JCPenney's New Ad Chief, A Coke Veteran, Admitted New Coke Was Based On 'A Lie'
Wendy Hirdler / YouTube The man in charge of finding a new ad agency for JCPenney is Sergio Zyman, we noted two days ago. Zyman is a longtime marketing consultant, but he remains most famous for being the executive who helmed Coca-Cola's replacement of its top brand with New Coke in the 1980s.
New Coke didn't last long, of course. It's one of the most oft-told tales of marketing: Coca-Cola was forced into a humiliating climbdown when it emerged that the nation did not, in fact, want Coke Classic to be replaced with a new formula.
Generally, however the story goes that this was a genuine effort inside Coke to beat Pepsi, and that the company really thought it was onto a winner for several months before it reintroduced Coke Classic.
But back in 2011, Zyman gave an interview to Ad Age in which he admitted something new: that he knew New Coke was going to be a disaster almost from the day of its launch. He also said that between the April 1985 New Coke launch and the July reversal, he was secretly working on the relaunch of Coke while insisting in media interviews that New Coke was fantastic. Those interviews, he knew, were based on a lie, he tells Ad Age:
I was sitting in Atlanta. I was manning the press conference while Roberto was in New York, and a reporter said, "What if it doesn't work?" and Roberto said, "You don't understand -- it's going to work." I turned around and said, "Oh, man, the press is going to kill us." And, sure enough, by the next day we knew we were in trouble.
... [At one point] we were on a company plane and [President] Don Keough turned around to me and said, "Are you doing something?" and I said, "I am, sir," and I got up and went to the back of the plane. That was the only time I said anything, because I couldn't say anything. We could not say publicly to anybody that we had questions or doubts about the fact that New Coke was a great success. Every day we had a million interviews and said this is going to be fantastic. That was a lie.

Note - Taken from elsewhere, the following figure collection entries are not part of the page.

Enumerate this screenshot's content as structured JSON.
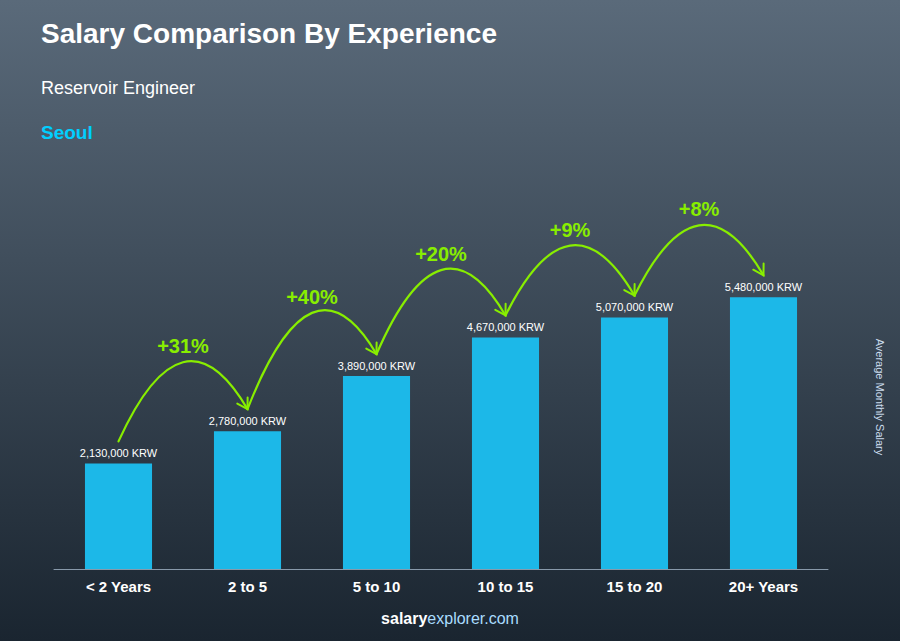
{
  "chart_data": {
    "type": "bar",
    "title": "Salary Comparison By Experience",
    "subtitle": "Reservoir Engineer",
    "city": "Seoul",
    "ylabel": "Average Monthly Salary",
    "footer": [
      "salary",
      "explorer.com"
    ],
    "categories": [
      "< 2 Years",
      "2 to 5",
      "5 to 10",
      "10 to 15",
      "15 to 20",
      "20+ Years"
    ],
    "values": [
      2130000,
      2780000,
      3890000,
      4670000,
      5070000,
      5480000
    ],
    "value_labels": [
      "2,130,000 KRW",
      "2,780,000 KRW",
      "3,890,000 KRW",
      "4,670,000 KRW",
      "5,070,000 KRW",
      "5,480,000 KRW"
    ],
    "data_labels": true,
    "annotations": [
      "+31%",
      "+40%",
      "+20%",
      "+9%",
      "+8%"
    ],
    "color": "#1CB8E8",
    "ylim": [
      0,
      7200000
    ],
    "tick_labels": "x",
    "grid": false
  }
}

Zyman and his team worked in secret on the relaunch of Coke right the way through the actual launch of New Coke. Eventually, he says, management got it into its head that Coke had to be brought back, and Zyman's reintroduction of "Coke Classic," as it came to be known, went ahead.
It's hoary old stuff, of course. We're not suggesting that Zyman tells lies for a living. But JCPenney is in a bit of a New Coke situation — it bought former CEO Ron Johnson's view that the chain had to be redesigned from top to bottom as a completely different brand, and now — after a 30 percent sales collapse — it realizes that was probably a mistake.
Let's hope Zyman has a secret plan for "JCPenney Classic" up his sleeve.